Tudor Manole (MIT): Statistics and DSI Joint Colloquium
Please join us for a Statistics and DSI joint colloquium.
Monday, January 12
11:30am – 12:30pm
Data Science Institute, Room 105
5460 S University Ave, Chicago, IL 60615
Title: A Statistical Framework for Benchmarking Quantum Computers
Abstract: Recent years have witnessed quantum computing technologies increasingly move from theoretical proposals to functioning experimental platforms, reaching major milestones such as the demonstration of beyond-classical computational tasks. Despite these exciting advances, current quantum computers experience hardware-level errors which limit their scalability, and which must be carefully identified before they can be mitigated. In this talk, I will develop a statistical framework for characterizing errors in quantum devices, using an existing experimental platform known as random circuit sampling. Data arising from this experiment can be described through a high-dimensional discrete latent variable model parametrized by the device’s error rates. We develop estimators for these error rates which are provably consistent even for large-scale quantum devices. We then apply our methods to benchmark a recent state-of-the-art quantum processor, obtaining a detailed report of error rates which were largely unavailable from past studies. I will close by placing these results in the broader context of my interdisciplinary work in the physical sciences, and by discussing some of my other research interests in nonparametric statistics and statistical optimal transport.

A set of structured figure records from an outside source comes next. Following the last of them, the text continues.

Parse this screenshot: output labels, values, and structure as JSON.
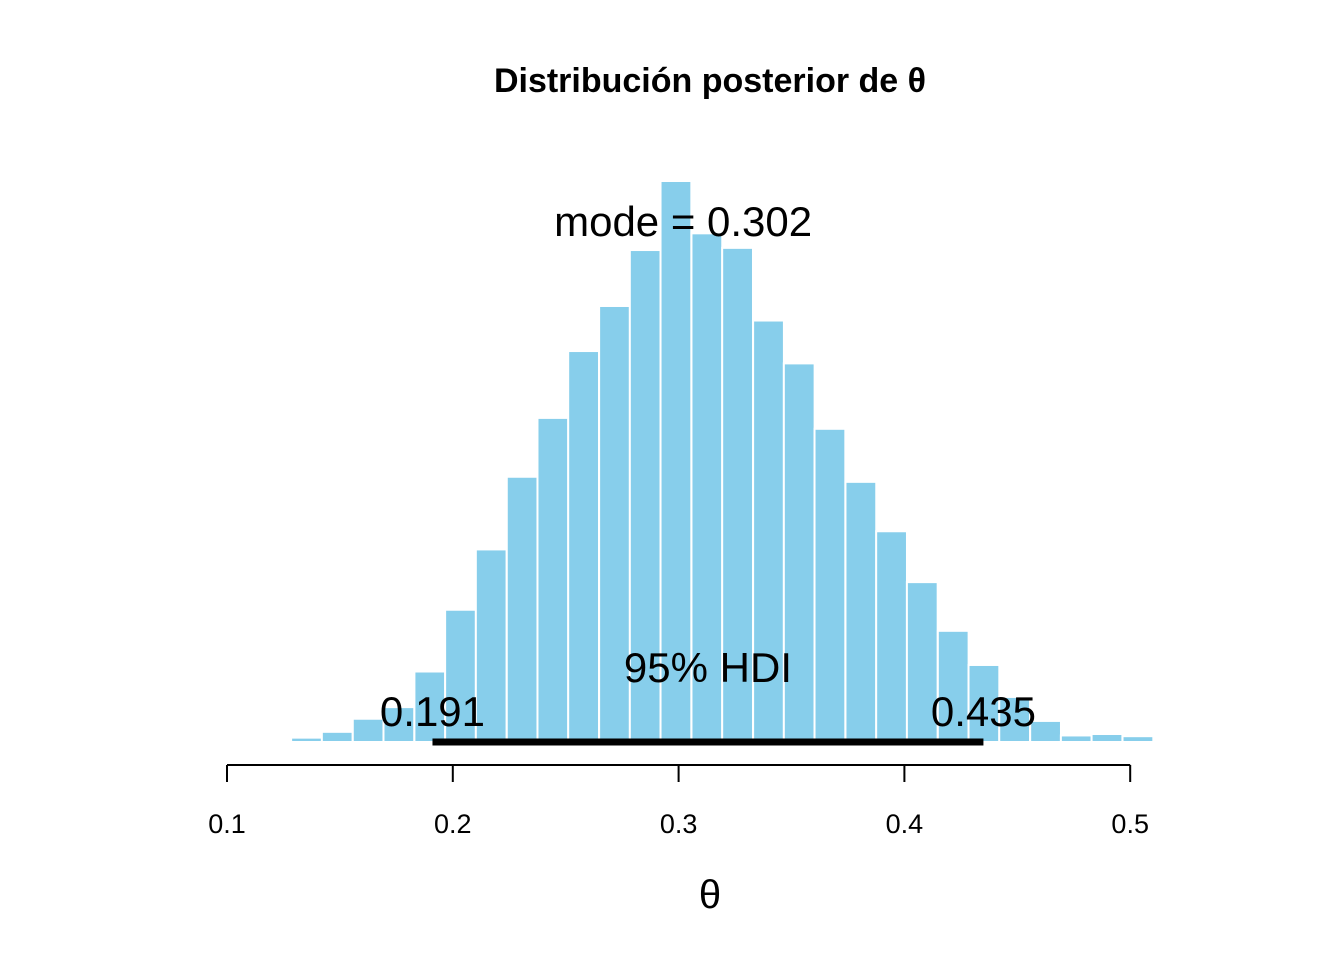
{
  "colors": {
    "bar_fill": "#87CEEB",
    "bar_edge": "#ffffff",
    "hdi_line": "#000000",
    "axis": "#000000"
  },
  "chart_data": {
    "type": "bar",
    "title": "Distribución posterior de θ",
    "xlabel": "θ",
    "ylabel": "",
    "xlim": [
      0.1,
      0.54
    ],
    "x_ticks": [
      "0.1",
      "0.2",
      "0.3",
      "0.4",
      "0.5"
    ],
    "x_tick_values": [
      0.1,
      0.2,
      0.3,
      0.4,
      0.5
    ],
    "grid": false,
    "bin_width": 0.01364,
    "bins": [
      {
        "start": 0.1284,
        "density": 0.06
      },
      {
        "start": 0.142,
        "density": 0.14
      },
      {
        "start": 0.1557,
        "density": 0.32
      },
      {
        "start": 0.1693,
        "density": 0.48
      },
      {
        "start": 0.183,
        "density": 0.97
      },
      {
        "start": 0.1966,
        "density": 1.82
      },
      {
        "start": 0.2102,
        "density": 2.65
      },
      {
        "start": 0.2239,
        "density": 3.65
      },
      {
        "start": 0.2375,
        "density": 4.46
      },
      {
        "start": 0.2511,
        "density": 5.38
      },
      {
        "start": 0.2648,
        "density": 6.0
      },
      {
        "start": 0.2784,
        "density": 6.77
      },
      {
        "start": 0.292,
        "density": 7.72
      },
      {
        "start": 0.3057,
        "density": 7.0
      },
      {
        "start": 0.3193,
        "density": 6.8
      },
      {
        "start": 0.333,
        "density": 5.8
      },
      {
        "start": 0.3466,
        "density": 5.21
      },
      {
        "start": 0.3602,
        "density": 4.31
      },
      {
        "start": 0.3739,
        "density": 3.58
      },
      {
        "start": 0.3875,
        "density": 2.9
      },
      {
        "start": 0.4011,
        "density": 2.2
      },
      {
        "start": 0.4148,
        "density": 1.53
      },
      {
        "start": 0.4284,
        "density": 1.06
      },
      {
        "start": 0.442,
        "density": 0.62
      },
      {
        "start": 0.4557,
        "density": 0.29
      },
      {
        "start": 0.4693,
        "density": 0.09
      },
      {
        "start": 0.4829,
        "density": 0.11
      },
      {
        "start": 0.4966,
        "density": 0.08
      },
      {
        "start": 0.5102,
        "density": 0.0
      },
      {
        "start": 0.5238,
        "density": 0.015
      }
    ],
    "y_max": 7.72,
    "mode": {
      "value": 0.302,
      "label": "mode = 0.302"
    },
    "hdi": {
      "low": 0.191,
      "high": 0.435,
      "low_label": "0.191",
      "high_label": "0.435",
      "label": "95% HDI"
    }
  }
}
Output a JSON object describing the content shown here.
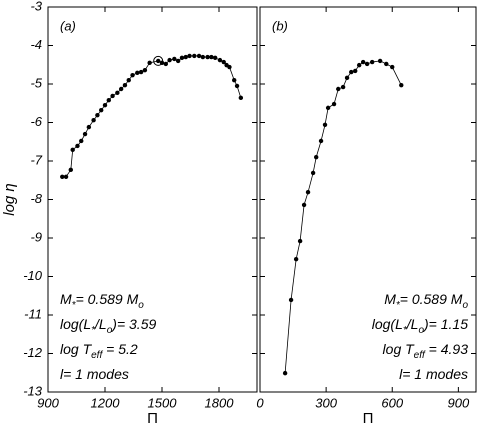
{
  "chart_data": [
    {
      "type": "line",
      "panel_label": "(a)",
      "ylabel": "log η",
      "xlabel": "Π",
      "xlim": [
        900,
        2000
      ],
      "xticks": [
        900,
        1200,
        1500,
        1800
      ],
      "ylim": [
        -13,
        -3
      ],
      "yticks": [
        -3,
        -4,
        -5,
        -6,
        -7,
        -8,
        -9,
        -10,
        -11,
        -12,
        -13
      ],
      "highlight_index": 23,
      "series": [
        {
          "color": "#000000",
          "x": [
            975,
            995,
            1020,
            1030,
            1055,
            1075,
            1095,
            1115,
            1140,
            1160,
            1180,
            1200,
            1220,
            1240,
            1265,
            1285,
            1305,
            1325,
            1345,
            1370,
            1390,
            1410,
            1435,
            1480,
            1500,
            1520,
            1540,
            1565,
            1585,
            1605,
            1625,
            1645,
            1670,
            1695,
            1715,
            1740,
            1760,
            1780,
            1805,
            1825,
            1840,
            1855,
            1880,
            1895,
            1915
          ],
          "values": [
            -7.41,
            -7.41,
            -7.23,
            -6.71,
            -6.61,
            -6.48,
            -6.3,
            -6.12,
            -5.94,
            -5.81,
            -5.68,
            -5.55,
            -5.42,
            -5.31,
            -5.23,
            -5.13,
            -5.03,
            -4.9,
            -4.77,
            -4.71,
            -4.69,
            -4.64,
            -4.45,
            -4.4,
            -4.45,
            -4.48,
            -4.38,
            -4.35,
            -4.4,
            -4.32,
            -4.3,
            -4.27,
            -4.27,
            -4.27,
            -4.3,
            -4.3,
            -4.3,
            -4.32,
            -4.38,
            -4.43,
            -4.51,
            -4.56,
            -4.9,
            -5.05,
            -5.36
          ]
        }
      ],
      "annotations": [
        [
          "M",
          "*",
          "= 0.589 M",
          "o"
        ],
        [
          "log(L",
          "*",
          "/L",
          "o",
          ")= 3.59"
        ],
        [
          "log T",
          "eff",
          " = 5.2"
        ],
        [
          "l= 1 modes"
        ]
      ]
    },
    {
      "type": "line",
      "panel_label": "(b)",
      "xlabel": "Π",
      "xlim": [
        0,
        980
      ],
      "xticks": [
        0,
        300,
        600,
        900
      ],
      "ylim": [
        -13,
        -3
      ],
      "yticks": [
        -3,
        -4,
        -5,
        -6,
        -7,
        -8,
        -9,
        -10,
        -11,
        -12,
        -13
      ],
      "series": [
        {
          "color": "#000000",
          "x": [
            114,
            141,
            164,
            182,
            200,
            218,
            241,
            255,
            277,
            295,
            309,
            336,
            355,
            377,
            395,
            414,
            432,
            450,
            468,
            486,
            509,
            545,
            573,
            600,
            641
          ],
          "values": [
            -12.51,
            -10.61,
            -9.55,
            -9.08,
            -8.14,
            -7.81,
            -7.31,
            -6.9,
            -6.48,
            -6.06,
            -5.62,
            -5.52,
            -5.13,
            -5.08,
            -4.84,
            -4.69,
            -4.66,
            -4.51,
            -4.43,
            -4.48,
            -4.43,
            -4.4,
            -4.48,
            -4.56,
            -5.03
          ]
        }
      ],
      "annotations": [
        [
          "M",
          "*",
          "= 0.589 M",
          "o"
        ],
        [
          "log(L",
          "*",
          "/L",
          "o",
          ")= 1.15"
        ],
        [
          "log T",
          "eff",
          " = 4.93"
        ],
        [
          "l= 1 modes"
        ]
      ]
    }
  ]
}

Bio: I am a Norbert Wiener postdoctoral associate in the Statistics and Data Science Center at the Massachusetts Institute of Technology (MIT). I completed my PhD in the Department of Statistics and Data Science at Carnegie Mellon University (CMU), where I was advised by Sivaraman Balakrishnan and Larry Wasserman. Before joining CMU, I received a Bachelor of Science in Mathematics from McGill University, where I was mentored by Abbas Khalili.
I am broadly interested in nonparametric statistics and statistical machine learning. My theoretical research centers around statistical optimal transport, latent variable models, nonparametric hypothesis testing, and distribution-free inference. Much of my recent work is motivated by interdisciplinary collaborations in the physical sciences, particularly in quantum computing and high energy physics.